Testing the performance like this:

    php fizzbuzz.php | pv > /dev/null
215MiB/s on my slowish laptop.

The "yes" command gives me about 10x the throughoutput:

    yes fizz | pv > /dev/null
3.04GiB/s

Shows how much wiggle room there still is!

I also wrote a python version of it, but it performs 10x slower:

    a = [0, 1, 'fizz', 3, 'buzz', 'fizz',
         6, 7, 'fizz', 'buzz', 10, 'fizz',
         12, 13, 'fizzbuzz'];

    for i in range(1,1000000000,15):
        a[0] = i;
        a[1] = i+1;
        a[3] = i+3;
        a[6] = i+6;
        a[7] = i+7;
        a[10] = i+10;
        a[12] = i+12;
        a[13] = i+13;
        print("\n".join([str(x) for x in a]));
Maybe the bottleneck is the loop that converts the integers to strings? Maybe someone with Python knowledge can comment on how to approach this in Python!
2 comments

https://tech.marksblogg.com/fastest-fizz-buzz.html

Not sure I'd call writing Assembly "elegant" but hey!

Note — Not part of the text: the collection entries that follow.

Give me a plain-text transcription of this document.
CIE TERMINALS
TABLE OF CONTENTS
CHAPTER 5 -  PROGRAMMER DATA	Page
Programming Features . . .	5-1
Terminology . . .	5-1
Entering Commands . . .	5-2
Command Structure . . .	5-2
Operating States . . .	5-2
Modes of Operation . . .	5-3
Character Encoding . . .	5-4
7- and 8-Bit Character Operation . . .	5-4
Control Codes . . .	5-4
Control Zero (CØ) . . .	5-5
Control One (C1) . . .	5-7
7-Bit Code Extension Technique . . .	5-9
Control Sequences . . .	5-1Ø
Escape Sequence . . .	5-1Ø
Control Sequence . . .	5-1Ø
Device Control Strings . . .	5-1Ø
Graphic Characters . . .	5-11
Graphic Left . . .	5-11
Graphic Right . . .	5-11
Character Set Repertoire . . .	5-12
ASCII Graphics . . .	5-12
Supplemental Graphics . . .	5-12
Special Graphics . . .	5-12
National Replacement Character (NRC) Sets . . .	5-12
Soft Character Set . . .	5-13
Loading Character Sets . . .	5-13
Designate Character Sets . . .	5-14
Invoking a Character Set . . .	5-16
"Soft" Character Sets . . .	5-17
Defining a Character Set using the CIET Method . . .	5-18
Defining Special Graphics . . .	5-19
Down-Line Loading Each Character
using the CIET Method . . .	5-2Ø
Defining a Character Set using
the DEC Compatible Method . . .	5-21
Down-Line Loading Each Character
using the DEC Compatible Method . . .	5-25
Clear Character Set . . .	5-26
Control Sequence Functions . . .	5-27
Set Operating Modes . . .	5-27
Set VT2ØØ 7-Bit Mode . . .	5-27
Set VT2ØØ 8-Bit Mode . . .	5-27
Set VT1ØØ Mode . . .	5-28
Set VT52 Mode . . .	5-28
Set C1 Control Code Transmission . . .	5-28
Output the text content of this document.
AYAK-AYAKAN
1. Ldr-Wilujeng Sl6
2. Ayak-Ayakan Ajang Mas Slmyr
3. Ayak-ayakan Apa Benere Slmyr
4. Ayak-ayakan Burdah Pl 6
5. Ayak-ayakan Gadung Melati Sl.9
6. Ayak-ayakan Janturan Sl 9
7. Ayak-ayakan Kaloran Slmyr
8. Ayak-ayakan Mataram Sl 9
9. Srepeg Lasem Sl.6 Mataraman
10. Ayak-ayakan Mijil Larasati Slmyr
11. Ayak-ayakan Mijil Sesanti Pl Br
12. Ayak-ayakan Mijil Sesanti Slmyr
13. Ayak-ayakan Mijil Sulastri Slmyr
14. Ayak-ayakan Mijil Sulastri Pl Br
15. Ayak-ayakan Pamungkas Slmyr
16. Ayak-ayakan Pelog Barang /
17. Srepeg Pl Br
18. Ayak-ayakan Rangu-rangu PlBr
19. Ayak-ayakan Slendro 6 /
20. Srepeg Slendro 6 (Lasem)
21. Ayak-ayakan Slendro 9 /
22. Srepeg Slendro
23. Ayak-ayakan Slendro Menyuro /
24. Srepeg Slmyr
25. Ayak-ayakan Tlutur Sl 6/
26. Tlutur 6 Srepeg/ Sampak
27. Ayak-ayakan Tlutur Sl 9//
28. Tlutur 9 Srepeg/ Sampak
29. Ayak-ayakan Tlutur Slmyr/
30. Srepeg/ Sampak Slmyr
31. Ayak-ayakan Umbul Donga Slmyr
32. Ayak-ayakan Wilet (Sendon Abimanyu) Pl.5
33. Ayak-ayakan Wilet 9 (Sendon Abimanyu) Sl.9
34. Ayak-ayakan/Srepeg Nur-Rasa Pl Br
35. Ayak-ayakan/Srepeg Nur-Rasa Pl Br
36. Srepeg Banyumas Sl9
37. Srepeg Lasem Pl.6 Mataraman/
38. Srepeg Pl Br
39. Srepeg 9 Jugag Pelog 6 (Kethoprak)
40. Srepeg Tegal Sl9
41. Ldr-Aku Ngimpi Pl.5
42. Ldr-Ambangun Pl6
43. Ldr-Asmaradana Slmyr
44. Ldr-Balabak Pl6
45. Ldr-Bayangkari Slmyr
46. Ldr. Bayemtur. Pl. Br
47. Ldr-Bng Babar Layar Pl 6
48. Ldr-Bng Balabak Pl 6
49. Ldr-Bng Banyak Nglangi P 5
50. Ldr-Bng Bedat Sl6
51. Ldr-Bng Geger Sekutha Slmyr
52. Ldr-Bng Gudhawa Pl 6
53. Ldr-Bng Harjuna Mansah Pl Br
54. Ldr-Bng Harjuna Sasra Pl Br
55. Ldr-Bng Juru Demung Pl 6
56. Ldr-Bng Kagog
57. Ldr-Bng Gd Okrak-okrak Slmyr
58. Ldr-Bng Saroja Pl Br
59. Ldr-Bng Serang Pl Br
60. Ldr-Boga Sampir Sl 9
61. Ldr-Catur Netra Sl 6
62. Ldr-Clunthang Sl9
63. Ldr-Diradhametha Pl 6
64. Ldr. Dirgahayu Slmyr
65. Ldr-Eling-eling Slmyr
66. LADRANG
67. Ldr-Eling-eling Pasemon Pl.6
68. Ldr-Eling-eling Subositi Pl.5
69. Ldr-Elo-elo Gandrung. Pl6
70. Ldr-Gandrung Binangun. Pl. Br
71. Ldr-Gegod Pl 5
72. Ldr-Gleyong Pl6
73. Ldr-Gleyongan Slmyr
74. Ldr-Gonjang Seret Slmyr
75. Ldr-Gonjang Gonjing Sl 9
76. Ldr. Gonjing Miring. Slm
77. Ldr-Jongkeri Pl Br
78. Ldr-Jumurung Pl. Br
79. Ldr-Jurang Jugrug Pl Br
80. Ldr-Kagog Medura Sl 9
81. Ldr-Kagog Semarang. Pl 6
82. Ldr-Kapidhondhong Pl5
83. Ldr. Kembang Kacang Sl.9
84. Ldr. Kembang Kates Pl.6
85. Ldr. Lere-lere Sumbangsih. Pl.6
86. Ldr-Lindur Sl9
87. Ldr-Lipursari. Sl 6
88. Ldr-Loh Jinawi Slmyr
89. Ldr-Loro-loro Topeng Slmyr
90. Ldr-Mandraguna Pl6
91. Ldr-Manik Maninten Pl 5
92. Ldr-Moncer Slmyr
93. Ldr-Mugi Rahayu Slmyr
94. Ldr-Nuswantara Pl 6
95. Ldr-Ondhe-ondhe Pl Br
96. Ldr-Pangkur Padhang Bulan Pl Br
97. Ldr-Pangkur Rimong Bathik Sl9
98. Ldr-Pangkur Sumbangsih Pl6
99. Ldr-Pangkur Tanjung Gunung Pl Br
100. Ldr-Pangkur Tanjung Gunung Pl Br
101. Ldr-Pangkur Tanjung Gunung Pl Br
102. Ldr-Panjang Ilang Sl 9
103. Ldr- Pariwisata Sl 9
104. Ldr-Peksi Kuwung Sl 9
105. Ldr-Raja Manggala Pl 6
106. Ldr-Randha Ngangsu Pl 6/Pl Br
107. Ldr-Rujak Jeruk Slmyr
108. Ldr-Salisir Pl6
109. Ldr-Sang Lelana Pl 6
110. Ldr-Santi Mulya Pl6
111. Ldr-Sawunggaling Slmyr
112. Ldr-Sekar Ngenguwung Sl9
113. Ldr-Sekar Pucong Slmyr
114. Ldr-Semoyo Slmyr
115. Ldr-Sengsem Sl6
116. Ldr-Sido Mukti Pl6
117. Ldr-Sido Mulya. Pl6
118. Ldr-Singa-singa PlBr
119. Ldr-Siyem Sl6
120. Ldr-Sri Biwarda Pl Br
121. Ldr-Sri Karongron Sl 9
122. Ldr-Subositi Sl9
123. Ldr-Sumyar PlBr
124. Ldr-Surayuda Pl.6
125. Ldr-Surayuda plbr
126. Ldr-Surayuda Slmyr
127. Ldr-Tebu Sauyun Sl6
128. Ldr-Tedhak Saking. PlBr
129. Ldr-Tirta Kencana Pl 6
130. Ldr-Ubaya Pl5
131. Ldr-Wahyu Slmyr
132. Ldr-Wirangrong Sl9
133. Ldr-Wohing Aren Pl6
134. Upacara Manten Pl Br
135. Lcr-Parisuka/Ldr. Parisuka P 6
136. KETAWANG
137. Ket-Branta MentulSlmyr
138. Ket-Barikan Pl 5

Yeah, I know all the different language versions from the FizzBuzz shootout on Stackoverflow.

I'm particularly interested in comparing PHP, Python and Javascript.

So I would like to write an "optimal" PHP version first. Afaik that has not been done yet.

Probably your implementation is limited by the speed PHP/echo can output things to stdout, rather than your implementation per-se.

Better, use a benchmarking framework/library to see how many OP/sec you can do, within the PHP runtime, so you remove stdout from the benchmark.

Well, that's part of the challenge. To write to stdout as fast as possible.

There is a large FizzBuzz shootout here that I like:

https://codegolf.stackexchange.com/questions/215216

I think it's a nice "standard" for FizzBuzz comparison.

Well, then remove the whole "fizzbuzz" part of the equation and just try to output as much data to stdout as possible.

Conflating the two seems to confuse more than measure anything useful.